Jonas nodded. “Do you remember how, when we neared the end of the Piteous Gate, in all that confusion, she turned her head so that the sun shone on one cheek?”
I told him I did.
“I have never loved before, never in all the time since our crew scattered.”
“If you can’t eat anything more, you ought to rest now.”
“Severian.” He gripped my shoulder as he had before, but this time with his steel hand; it felt as strong as a vise. “You must talk to me. I cannot bear the confusion of my own thoughts.”
For some time I spoke of whatever came into my head, without receiving any reply. Then I remembered Thecla, who had often been oppressed in much the same way, and how I had read to her. Taking out her brown book, I opened it at random.
XVII
The Tale of the Student and His Son
Part I The Redoubt of the Magicians
Once, upon the margin of the unpastured sea, there stood a city of pale towers. In it dwelt the wise. Now that city had both law and curse. The law was this: That for all who dwelt there, life held but two paths: they might rise among the wise and walk clad with hoods of myriad colors, or they must leave the city and go into the friendless world.
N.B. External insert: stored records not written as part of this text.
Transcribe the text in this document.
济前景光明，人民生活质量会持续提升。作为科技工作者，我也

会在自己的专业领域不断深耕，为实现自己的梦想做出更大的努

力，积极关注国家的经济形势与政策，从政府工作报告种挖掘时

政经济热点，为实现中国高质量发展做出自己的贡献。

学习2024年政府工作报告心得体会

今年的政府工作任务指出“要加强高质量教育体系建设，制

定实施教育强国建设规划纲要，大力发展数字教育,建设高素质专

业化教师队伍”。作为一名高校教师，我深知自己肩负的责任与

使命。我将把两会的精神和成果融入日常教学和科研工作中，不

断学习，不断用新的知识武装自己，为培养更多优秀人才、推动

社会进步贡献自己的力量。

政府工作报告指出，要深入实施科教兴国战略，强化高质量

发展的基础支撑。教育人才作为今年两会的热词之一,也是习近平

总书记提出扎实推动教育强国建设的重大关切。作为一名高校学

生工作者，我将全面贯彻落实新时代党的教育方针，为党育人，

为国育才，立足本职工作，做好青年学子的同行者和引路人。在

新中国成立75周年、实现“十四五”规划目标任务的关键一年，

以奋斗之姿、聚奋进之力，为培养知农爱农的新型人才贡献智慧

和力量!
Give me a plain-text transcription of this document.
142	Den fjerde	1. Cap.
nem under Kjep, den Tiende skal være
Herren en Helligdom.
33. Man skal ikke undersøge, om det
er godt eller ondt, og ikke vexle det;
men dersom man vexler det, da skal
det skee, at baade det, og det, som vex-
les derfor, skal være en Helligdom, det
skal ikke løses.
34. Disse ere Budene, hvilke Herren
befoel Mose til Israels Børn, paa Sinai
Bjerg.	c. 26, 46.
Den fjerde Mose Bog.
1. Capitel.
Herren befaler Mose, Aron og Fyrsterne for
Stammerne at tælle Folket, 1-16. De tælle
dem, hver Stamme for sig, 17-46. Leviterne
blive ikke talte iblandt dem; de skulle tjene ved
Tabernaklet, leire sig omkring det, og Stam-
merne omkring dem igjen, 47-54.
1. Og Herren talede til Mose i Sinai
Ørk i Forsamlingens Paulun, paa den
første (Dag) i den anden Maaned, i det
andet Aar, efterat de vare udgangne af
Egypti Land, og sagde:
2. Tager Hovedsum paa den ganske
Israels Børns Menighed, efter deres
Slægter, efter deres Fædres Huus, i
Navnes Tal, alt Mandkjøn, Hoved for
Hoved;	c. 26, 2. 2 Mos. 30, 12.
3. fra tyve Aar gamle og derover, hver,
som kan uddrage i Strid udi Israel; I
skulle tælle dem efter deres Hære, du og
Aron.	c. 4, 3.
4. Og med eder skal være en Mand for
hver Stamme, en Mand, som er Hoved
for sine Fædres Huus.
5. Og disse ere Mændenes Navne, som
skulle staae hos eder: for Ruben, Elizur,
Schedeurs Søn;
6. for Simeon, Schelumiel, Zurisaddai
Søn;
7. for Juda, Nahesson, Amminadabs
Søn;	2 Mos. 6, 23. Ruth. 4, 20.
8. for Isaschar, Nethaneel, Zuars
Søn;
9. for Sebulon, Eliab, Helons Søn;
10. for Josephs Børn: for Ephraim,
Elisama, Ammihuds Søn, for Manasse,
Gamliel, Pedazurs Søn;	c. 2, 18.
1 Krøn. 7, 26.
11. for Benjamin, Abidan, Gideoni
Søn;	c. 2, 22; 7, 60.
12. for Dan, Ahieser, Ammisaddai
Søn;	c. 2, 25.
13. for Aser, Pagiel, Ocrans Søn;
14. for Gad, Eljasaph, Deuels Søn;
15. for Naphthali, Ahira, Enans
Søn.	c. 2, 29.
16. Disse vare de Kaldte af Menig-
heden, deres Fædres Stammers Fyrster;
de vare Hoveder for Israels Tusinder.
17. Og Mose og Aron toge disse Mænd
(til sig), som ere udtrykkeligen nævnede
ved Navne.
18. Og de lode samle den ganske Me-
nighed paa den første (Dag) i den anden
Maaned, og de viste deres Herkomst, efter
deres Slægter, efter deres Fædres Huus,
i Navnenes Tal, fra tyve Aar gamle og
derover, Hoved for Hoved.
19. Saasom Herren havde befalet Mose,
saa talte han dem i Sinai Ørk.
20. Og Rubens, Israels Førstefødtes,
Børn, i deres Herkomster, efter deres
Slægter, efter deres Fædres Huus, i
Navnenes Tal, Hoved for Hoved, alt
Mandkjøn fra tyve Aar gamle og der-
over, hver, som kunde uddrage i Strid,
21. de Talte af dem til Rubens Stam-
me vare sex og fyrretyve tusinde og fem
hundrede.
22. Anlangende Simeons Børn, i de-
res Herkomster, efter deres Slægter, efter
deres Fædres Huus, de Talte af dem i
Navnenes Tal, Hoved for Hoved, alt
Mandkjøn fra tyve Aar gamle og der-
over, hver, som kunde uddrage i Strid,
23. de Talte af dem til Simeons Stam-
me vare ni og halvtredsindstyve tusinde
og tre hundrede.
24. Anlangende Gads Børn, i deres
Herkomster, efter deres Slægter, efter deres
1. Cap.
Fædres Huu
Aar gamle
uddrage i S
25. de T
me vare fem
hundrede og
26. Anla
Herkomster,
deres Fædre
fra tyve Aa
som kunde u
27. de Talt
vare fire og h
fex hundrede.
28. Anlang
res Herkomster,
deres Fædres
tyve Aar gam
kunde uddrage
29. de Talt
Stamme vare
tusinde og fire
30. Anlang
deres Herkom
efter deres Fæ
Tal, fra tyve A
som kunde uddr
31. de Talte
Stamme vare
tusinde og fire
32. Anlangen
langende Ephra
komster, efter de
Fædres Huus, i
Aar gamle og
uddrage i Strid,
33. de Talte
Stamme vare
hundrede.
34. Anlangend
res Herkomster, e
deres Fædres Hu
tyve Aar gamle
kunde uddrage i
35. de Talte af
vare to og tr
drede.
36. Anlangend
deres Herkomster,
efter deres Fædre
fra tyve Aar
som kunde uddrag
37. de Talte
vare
Now one there was who had studied long all the magic known in the city, which was most of the magic known in the world. And he grew near the time at which he must choose his path. In high summer, when flowers with yellow and careless heads thrust even from the dark walls overlooking the sea, he went to one of the wise who had shaded his face with myriad colors for longer than most could remember, and for long had taught the student whose time was come. And he said to him: “How may I—even I who know nothing—have a place among the wise of the city? For I wish to study spells that are not sacred all my days, and not go into the friendless world to dig and carry for bread.”
Then the old man laughed and said, “Do you recall how, when you were hardly more than a boy, I taught you the art by which we flesh sons from dream stuff? How skillful you were in those days, surpassing all the others! Go now, and flesh such a son, and I will show it to the hooded ones, and you will be as we.”
But the student said: “Another season. Let pass another season, and I will do everything you advise.”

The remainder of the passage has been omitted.